How does Rene Pawlowitz manage to stir up such a flux of excitement when his records first appear on those Hardwax pages? After all, we’re not exactly talking about the latest chart hit here – his productions are notoriously raw, off-kilter, reductionist and largely beat-driven, containing only shards of fragmented melodies, but yet there’s a distinctively personal and honest characteristic about them.
The man otherwise known as Shed, Head High, WK7 and a whole myriad of other pseudo-rave monikers has undoubtedly injected a certain flair and playfulness into techno, a genre which is now all too often predisposed towards monotony, partly through the aforementioned shape-shifting, but more importantly with his inimitable percussion style which – for better or worse – never ceases to render him unrecognisable. In fact, he’s almost a prisoner of his own identity, one which simply cannot be masqueraded from its oozing individuality.

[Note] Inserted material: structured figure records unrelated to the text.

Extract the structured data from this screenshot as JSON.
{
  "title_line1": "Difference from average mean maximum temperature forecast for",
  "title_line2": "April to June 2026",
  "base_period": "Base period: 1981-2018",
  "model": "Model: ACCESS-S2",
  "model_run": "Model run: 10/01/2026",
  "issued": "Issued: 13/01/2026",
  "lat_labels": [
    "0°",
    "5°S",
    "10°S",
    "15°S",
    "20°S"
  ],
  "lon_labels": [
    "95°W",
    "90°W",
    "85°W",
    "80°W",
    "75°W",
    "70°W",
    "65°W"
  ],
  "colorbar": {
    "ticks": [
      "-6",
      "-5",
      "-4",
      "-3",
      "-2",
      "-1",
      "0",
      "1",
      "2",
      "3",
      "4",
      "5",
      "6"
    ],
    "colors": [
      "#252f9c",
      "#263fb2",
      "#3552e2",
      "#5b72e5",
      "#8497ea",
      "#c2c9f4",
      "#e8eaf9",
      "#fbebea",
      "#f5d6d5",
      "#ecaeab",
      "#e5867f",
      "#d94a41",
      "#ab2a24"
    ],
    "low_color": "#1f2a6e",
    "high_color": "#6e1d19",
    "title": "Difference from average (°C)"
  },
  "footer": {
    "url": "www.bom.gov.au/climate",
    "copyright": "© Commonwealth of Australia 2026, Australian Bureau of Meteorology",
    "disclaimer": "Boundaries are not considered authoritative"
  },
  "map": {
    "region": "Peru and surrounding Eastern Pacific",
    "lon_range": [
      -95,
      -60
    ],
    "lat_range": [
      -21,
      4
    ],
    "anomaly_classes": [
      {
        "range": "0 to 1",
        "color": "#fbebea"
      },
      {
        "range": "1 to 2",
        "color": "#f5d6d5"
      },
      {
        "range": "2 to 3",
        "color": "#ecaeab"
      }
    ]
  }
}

Whether it be his Shed project, one reserved predominantly for more reflective work, the dub-filtered hysterics of his WAX/EQD 12”s or the presently reviewed Power House/H2 subsidiary, Pawlowitz’s most alluring traits lie in his ability to homogenise these divergent musical psyches into one irresistibly unique framework, but also to successfully align the past with the future. Indeed, it’s evident that some of his best tracks, particularly the Power House cuts, are blatant odes to rave and hardcore’s seminal influence on his own musical heritage, something which is clearly audible from those beautifully hollow bass drums, subtle breakbeats and almost hummable, tattered melodies. But Shed’s productions are just too darn enticing and unpredictable to be considered mere re-workings of old ideas.
Even this latest Head High excursion is a brutally honest portrayal of how former styles can seamlessly integrate with more contemporary influences to create something that’s both interesting and experimental without forsaking a more grounded musical framework. Zigg Gonzaless, another new facade created to express Rene’s smoother personality, steps up with a sweltering quasi-deep house bomb, and if it weren’t for those pounding, reverberated kick drums, he could almost fool us into believing it wasn’t him. Its accompanying female vocal, softly echoing the word “house” over and over, blends fluidly with the delayed chords bouncing freely between the sliding plates of percussion. It almost sounds like the birth-child of “Rave”, Shed’s previous Power House seducer, albeit with a slower tempo and considerably gentler arrangement.
It’s with Head High’s remix of “Penny Pincher” that Rene gives us our expected bewilderment. A ferocious mishmash of booming kicks and rattling hi-hats shake frenziedly above a vortex of white noise, with Shed’s familiarly brooding chords very much in sight. It’s a track which further manifests his skill at creating solid, relentless grooves built with both the listener and DJ in mind.